If we represent convolution with:

$T: V \rightarrow W$

Where $V$ is the space of input $(nxn)$ images, and $W$ for the output features. Furthermore, by Rank Nullity theorem ($dim(V) = rank(T) + nullity(T)$),

V = \mathbb{R}^{a^2}, \quad W = \mathbb{R}^{(a-b+1)^2}

and also

$dim(W) < dim(V)$

Different input images can map to the same output. Information can be compressed.
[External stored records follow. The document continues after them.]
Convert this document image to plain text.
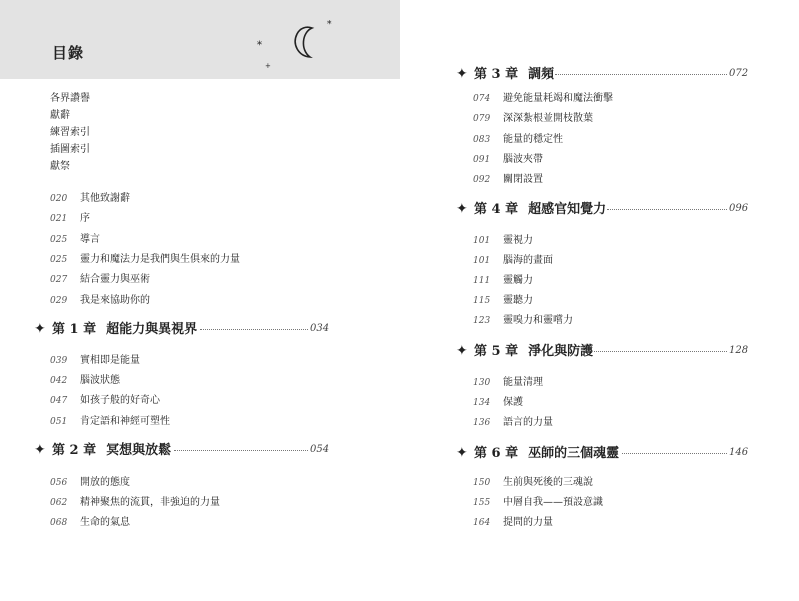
目錄	*
*
+
各界讚譽
獻辭
練習索引
插圖索引
獻祭
020 其他致謝辭
021 序
025 導言
025 靈力和魔法力是我們與生俱來的力量
027 結合靈力與巫術
029 我是來協助你的
✦ 第 1 章 超能力與異視界	034
039 實相即是能量
042 腦波狀態
047 如孩子般的好奇心
051 肯定語和神經可塑性
✦ 第 2 章 冥想與放鬆	054
056 開放的態度
062 精神聚焦的流貫，非強迫的力量
068 生命的氣息
✦ 第 3 章 調頻	072
074 避免能量耗竭和魔法衝擊
079 深深紮根並開枝散葉
083 能量的穩定性
091 腦波夾帶
092 關閉設置
✦ 第 4 章 超感官知覺力	096
101 靈視力
101 腦海的畫面
111 靈觸力
115 靈聽力
123 靈嗅力和靈嚐力
✦ 第 5 章 淨化與防護	128
130 能量清理
134 保護
136 語言的力量
✦ 第 6 章 巫師的三個魂靈	146
150 生前與死後的三魂說
155 中層自我——預設意識
164 提問的力量
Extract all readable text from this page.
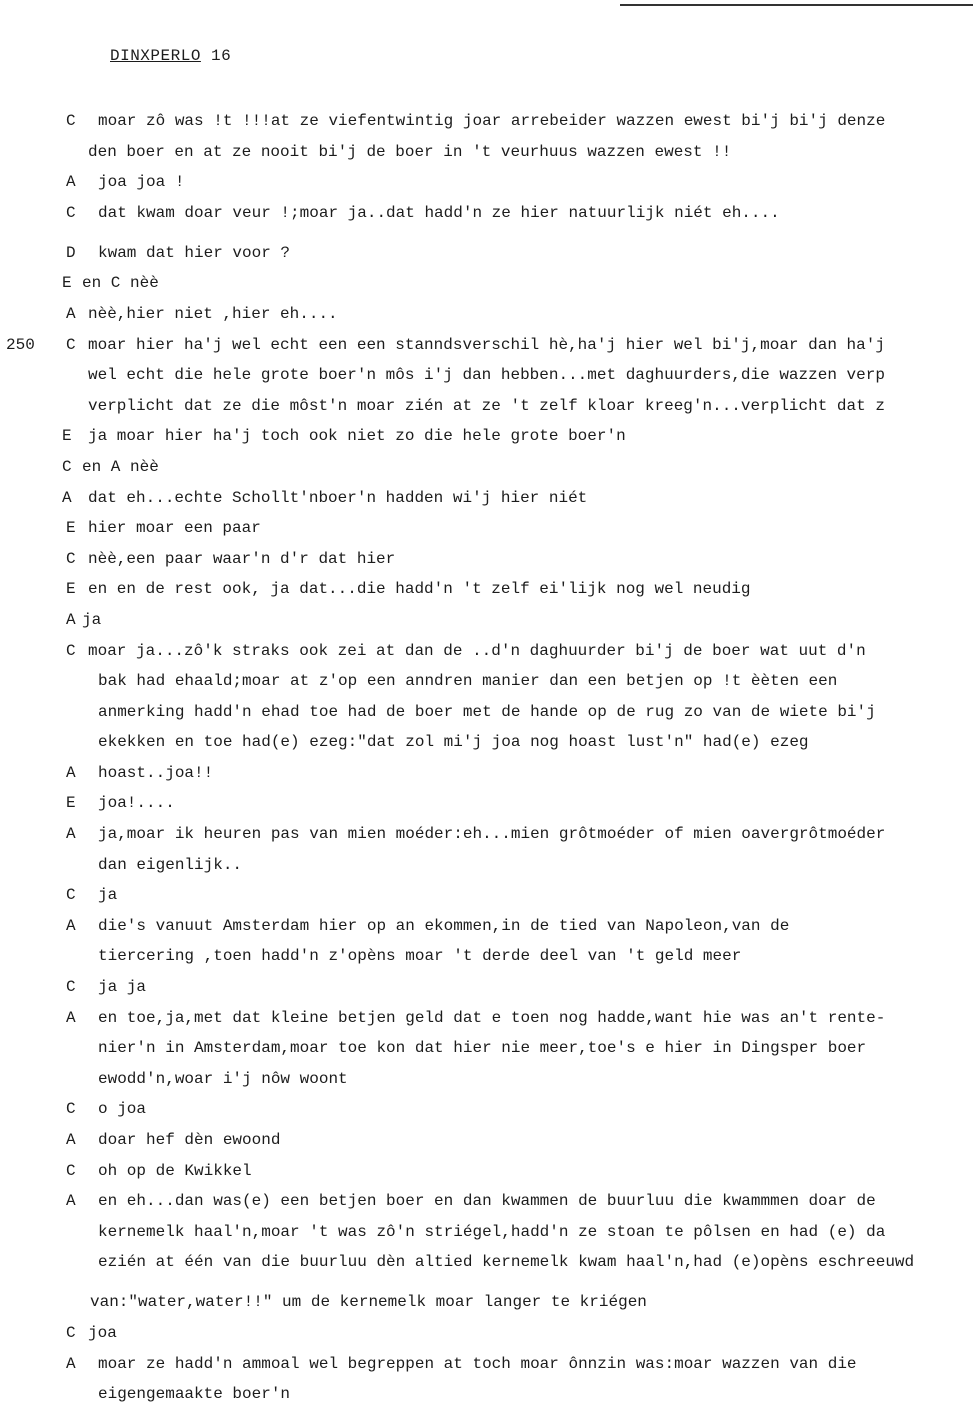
DINXPERLO 16
C moar zô was !t !!!at ze viefentwintig joar arrebeider wazzen ewest bi'j bi'j denze
den boer en at ze nooit bi'j de boer in 't veurhuus wazzen ewest !!
A joa joa !
C dat kwam doar veur !;moar ja..dat hadd'n ze hier natuurlijk niét eh....
D kwam dat hier voor ?
E en C nèè
A nèè,hier niet ,hier eh....
250 C moar hier ha'j wel echt een een stanndsverschil hè,ha'j hier wel bi'j,moar dan ha'j
wel echt die hele grote boer'n môs i'j dan hebben...met daghuurders,die wazzen verp
verplicht dat ze die môst'n moar zién at ze 't zelf kloar kreeg'n...verplicht dat z
E ja moar hier ha'j toch ook niet zo die hele grote boer'n
C en A nèè
A dat eh...echte Schollt'nboer'n hadden wi'j hier niét
E hier moar een paar
C nèè,een paar waar'n d'r dat hier
E en en de rest ook, ja dat...die hadd'n 't zelf ei'lijk nog wel neudig
A ja
C moar ja...zô'k straks ook zei at dan de ..d'n daghuurder bi'j de boer wat uut d'n
bak had ehaald;moar at z'op een anndren manier dan een betjen op !t èèten een
anmerking hadd'n ehad toe had de boer met de hande op de rug zo van de wiete bi'j
ekekken en toe had(e) ezeg:"dat zol mi'j joa nog hoast lust'n" had(e) ezeg
A hoast..joa!!
E joa!....
A ja,moar ik heuren pas van mien moéder:eh...mien grôtmoéder of mien oavergrôtmoéder
dan eigenlijk..
C ja
A die's vanuut Amsterdam hier op an ekommen,in de tied van Napoleon,van de
tiercering ,toen hadd'n z'opèns moar 't derde deel van 't geld meer
C ja ja
A en toe,ja,met dat kleine betjen geld dat e toen nog hadde,want hie was an't rente-
nier'n in Amsterdam,moar toe kon dat hier nie meer,toe's e hier in Dingsper boer
ewodd'n,woar i'j nôw woont
C o joa
A doar hef dèn ewoond
C oh op de Kwikkel
A en eh...dan was(e) een betjen boer en dan kwammen de buurluu die kwammmen doar de
kernemelk haal'n,moar 't was zô'n striégel,hadd'n ze stoan te pôlsen en had (e) da
ezién at één van die buurluu dèn altied kernemelk kwam haal'n,had (e)opèns eschreeuwd
van:"water,water!!" um de kernemelk moar langer te kriégen
C joa
A moar ze hadd'n ammoal wel begreppen at toch moar ônnzin was:moar wazzen van die
eigengemaakte boer'n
But at the end of the day CNN works well. In addition to pooling, different filters (and multiple of them) capture different features and even if certain pixel information is lost, some other filter going over the same region might still use it. Also, CNN models in general, as they go deeper into the layers they end up capturing more sophisticated features although they might start off with detecting more simple features.

Deliverables

6a. Output of image shape before and after convolution.

Submitting your Work

Once you have completed the questions, save your Jupyter notebook. You can then download the notebook and submit it to Gradescope.

Items to submit
  • firstname_lastname_project2.ipynb

It is necessary to document your work, with comments about each solution. All of your work needs to be your own work, with citations to any source that you used. Please make sure that your work is your own work, and that any outside sources (people, internet pages, generative AI, etc.) are cited properly in the project template.

You must double check your .ipynb after submitting it in gradescope. A very common mistake is to assume that your .ipynb file has been rendered properly and contains your code, markdown, and code output even though it may not.

Please take the time to double check your work. See here for instructions on how to double check this.

You will not receive full credit if your .ipynb file does not contain all of the information you expect it to, or if it does not render properly in Gradescope. Please ask a TA if you need help with this.